ARD-Doku: Die Einsamkeit der Whistleblower

Eine ARD-"story" zeigt, dass Whistleblower für ihr Tun keinen Dank ernten, sondern ihre Jobs verlieren, gemobbt oder verurteilt werden

Was wäre die Welt ohne Störenfriede? Ohne Polizisten wie Swen Ennulat, der sich nicht damit abfinden wollte, dass seine Vorgesetzten die Ermittlungen gegen rechte Gewalttaten ausbremsten – wie vor zehn Jahren in Sachsen-Anhalt geschehen? Ohne Angestellte wie Antoine Deltour, der die Beteiligung der Unternehmensberatung PricewaterhouseCoopers (PwC) an der immensen Steuervermeidung von Konzernen öffentlich machte? Deltour brachte vor zwei Jahren den LuxLeaks-Skandal ins Rollen. Whistleblower helfen, Missstände ans Tageslicht zu befördern – was meist die Voraussetzung dafür ist, um sie zu beseitigen. Die Folgen für sie selbst sind oft weniger erfreulich.
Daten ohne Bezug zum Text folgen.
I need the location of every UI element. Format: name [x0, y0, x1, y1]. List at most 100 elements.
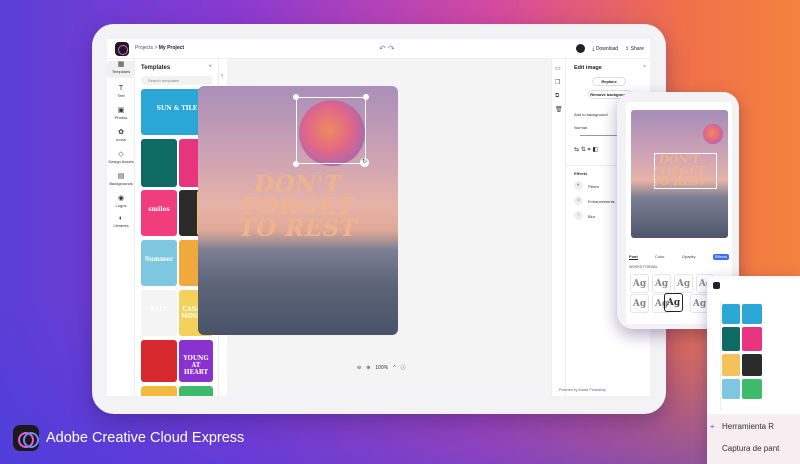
templates-icon: ▦: [117, 61, 125, 68]
template-label: smiles: [148, 206, 170, 214]
rail-item-templates[interactable]: ▦ Templates: [107, 61, 135, 78]
flip-icons[interactable]: ⇆ ⇅ ⌗ ◧: [574, 146, 598, 154]
rail-label: Logos: [115, 203, 127, 208]
breadcrumb-projects[interactable]: Projects: [135, 45, 153, 51]
template-thumbnail: [742, 354, 762, 376]
context-menu: Herramienta R Captura de pant ⌖: [707, 414, 800, 464]
rail-label: Libraries: [113, 223, 129, 228]
templates-title: Templates: [141, 65, 171, 71]
download-icon: ⤓: [592, 45, 595, 52]
rail-item-libraries[interactable]: ◐ Libraries: [107, 215, 135, 228]
selection-box: [296, 97, 366, 164]
icons-icon: ✿: [118, 129, 124, 136]
template-thumbnail: [742, 379, 762, 399]
layers-icon[interactable]: ▭: [555, 65, 561, 72]
blur-icon: ◌: [574, 211, 583, 220]
tab-opacity[interactable]: Opacity: [682, 254, 696, 260]
undo-redo: ↶ ↷: [379, 44, 395, 53]
rail-item-icons[interactable]: ✿ Icons: [107, 129, 135, 142]
add-background-toggle[interactable]: Add to background: [574, 112, 608, 117]
close-icon[interactable]: ×: [208, 64, 212, 70]
libraries-icon: ◐: [118, 215, 124, 222]
template-thumbnail[interactable]: smiles: [141, 190, 177, 236]
template-thumbnail: [722, 304, 740, 324]
download-label: Download: [595, 45, 619, 52]
logos-icon: ◉: [117, 195, 125, 202]
text-icon: T: [118, 85, 124, 92]
menu-item-herramienta[interactable]: Herramienta R: [722, 422, 774, 431]
menu-item-captura[interactable]: Captura de pant: [722, 444, 779, 453]
rail-item-backgrounds[interactable]: ▤ Backgrounds: [107, 173, 135, 186]
headline-text[interactable]: DON'T FORGET TO REST: [198, 173, 398, 242]
resize-handle[interactable]: [293, 94, 299, 100]
rail-item-text[interactable]: T Text: [107, 85, 135, 98]
zoom-out-icon[interactable]: ⊖: [357, 365, 361, 371]
font-sample[interactable]: Ag: [652, 274, 671, 293]
template-thumbnail: [722, 379, 740, 399]
font-sample[interactable]: Ag: [674, 274, 693, 293]
zoom-value[interactable]: 100%: [375, 365, 388, 371]
search-input[interactable]: Search templates: [141, 76, 213, 85]
phone-headline[interactable]: DON'T FORGET TO REST: [631, 154, 728, 187]
font-sample[interactable]: Ag: [630, 294, 649, 313]
chevron-up-icon[interactable]: ^: [393, 365, 395, 371]
design-canvas[interactable]: ↻ DON'T FORGET TO REST: [198, 86, 398, 335]
app-logo-icon: [713, 282, 720, 289]
font-section-label: WORKS FORMAL: [629, 265, 658, 269]
font-sample[interactable]: Ag: [630, 274, 649, 293]
delete-icon[interactable]: 🗑: [555, 106, 563, 113]
rotate-icon[interactable]: ↻: [360, 158, 369, 167]
rail-item-design-assets[interactable]: ◇ Design Assets: [107, 151, 135, 164]
avatar[interactable]: [576, 44, 586, 53]
template-thumbnail[interactable]: YOUNG AT HEART: [179, 340, 213, 382]
redo-icon[interactable]: ↷: [388, 44, 395, 53]
zoom-in-icon[interactable]: ⊕: [366, 365, 370, 371]
resize-handle[interactable]: [363, 94, 369, 100]
template-thumbnail[interactable]: Summer: [141, 240, 177, 286]
template-thumbnail[interactable]: JUICE MENU: [179, 386, 213, 396]
headline-line: TO REST: [238, 215, 358, 242]
top-actions: ⤓ Download ⇪ Share: [576, 44, 644, 53]
rail-label: Text: [117, 93, 125, 98]
collapse-panel-icon[interactable]: ‹: [221, 73, 223, 79]
rail-label: Design Assets: [108, 159, 134, 164]
project-name[interactable]: My Project: [159, 45, 184, 51]
template-thumbnail[interactable]: [141, 340, 177, 382]
design-assets-icon: ◇: [118, 151, 124, 158]
template-thumbnail: [722, 354, 740, 376]
font-sample-selected[interactable]: Ag: [664, 293, 683, 312]
rail-label: Icons: [116, 137, 126, 142]
filters-item[interactable]: Filters: [588, 184, 599, 189]
download-button[interactable]: ⤓ Download: [592, 46, 618, 52]
resize-handle[interactable]: [293, 161, 299, 167]
breadcrumb: Projects > My Project: [135, 45, 184, 51]
template-thumbnail[interactable]: [141, 139, 177, 187]
tab-effects[interactable]: Effects: [712, 254, 729, 260]
duplicate-icon[interactable]: ❐: [555, 79, 560, 86]
share-button[interactable]: ⇪ Share: [625, 46, 644, 52]
tab-color[interactable]: Color: [655, 254, 665, 260]
laptop-screen: [710, 279, 800, 414]
template-thumbnail[interactable]: BIG ANNUAL: [141, 386, 177, 396]
headline-line: TO REST: [651, 175, 708, 188]
template-thumbnail[interactable]: SALE: [141, 290, 177, 336]
replace-button[interactable]: Replace: [592, 77, 626, 86]
enhancements-item[interactable]: Enhancements: [588, 199, 615, 204]
rail-item-logos[interactable]: ◉ Logos: [107, 195, 135, 208]
rail-item-photos[interactable]: ▣ Photos: [107, 107, 135, 120]
properties-title: Edit image: [574, 65, 602, 71]
blend-mode-select[interactable]: Normal: [574, 125, 587, 130]
template-label: YOUNG AT HEART: [183, 354, 209, 376]
arrange-icon[interactable]: ⧉: [555, 93, 559, 100]
laptop-window: Herramienta R Captura de pant ⌖: [707, 276, 800, 464]
phone-design-canvas[interactable]: DON'T FORGET TO REST: [631, 110, 728, 238]
close-icon[interactable]: ×: [643, 64, 646, 70]
app-logo-icon[interactable]: [115, 42, 129, 56]
tab-font[interactable]: Font: [629, 254, 638, 260]
rail-label: Templates: [111, 69, 131, 74]
help-icon[interactable]: ⓘ: [401, 364, 406, 371]
blur-item[interactable]: Blur: [588, 214, 595, 219]
undo-icon[interactable]: ↶: [379, 44, 386, 53]
template-thumbnail: [742, 327, 762, 351]
sun-image[interactable]: [703, 124, 723, 144]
Wie im Fall von Tierärztin Margrit Herbst, die nach ihrer Kündigung durch den Kreis Segeberg keine Arbeit mehr finden konnte. Im Alter von 54 Jahren wurde sie 1994 entlassen, weil sie in den Medien von BSE-Verdachtsfällen berichtet hatte. Zuvor hatte sie jahrelang versucht, den Verdacht intern klären zu lassen. Doch weitere Untersuchungen zur Ausbreitung der Rinderseuche seien abgeblockt worden. Und nach ihrer Beschwerde habe ihr der Landrat nahe gelegt, Wohlverhalten zu zeigen oder zu kündigen, heißt es in der „story“-Dokumentation „Whistleblower – Die Einsamkeit der Mutigen“. Autor Sebastian Bellwinkel rückt die Altersarmut der 76-jährigen Rentnerin etwas aufdringlich in den Vordergrund, aber Margrit Herbsts Geschichte ist tatsächlich ein bitteres Lehrstück. Noch 20 Jahre später verordnet der Kreistag dem damals verantwortlichen Landrat einen Maulkorb fürs Interview mit dem NDR. Der SPD-Abgeordnete Peter Säker bedauert, dass er über die Gründe nicht sprechen dürfe, weil die Entscheidung in nicht-öffentlicher Sitzung getroffen worden sei. Worüber er aber sprechen kann, ist über Margrit Herbst – und zwar abfällig: Er selbst habe sich letztlich immer gegen Vorgesetzte durchgesetzt. „Man muss nun mal standhaft sein“, sagt Säker über Herbst.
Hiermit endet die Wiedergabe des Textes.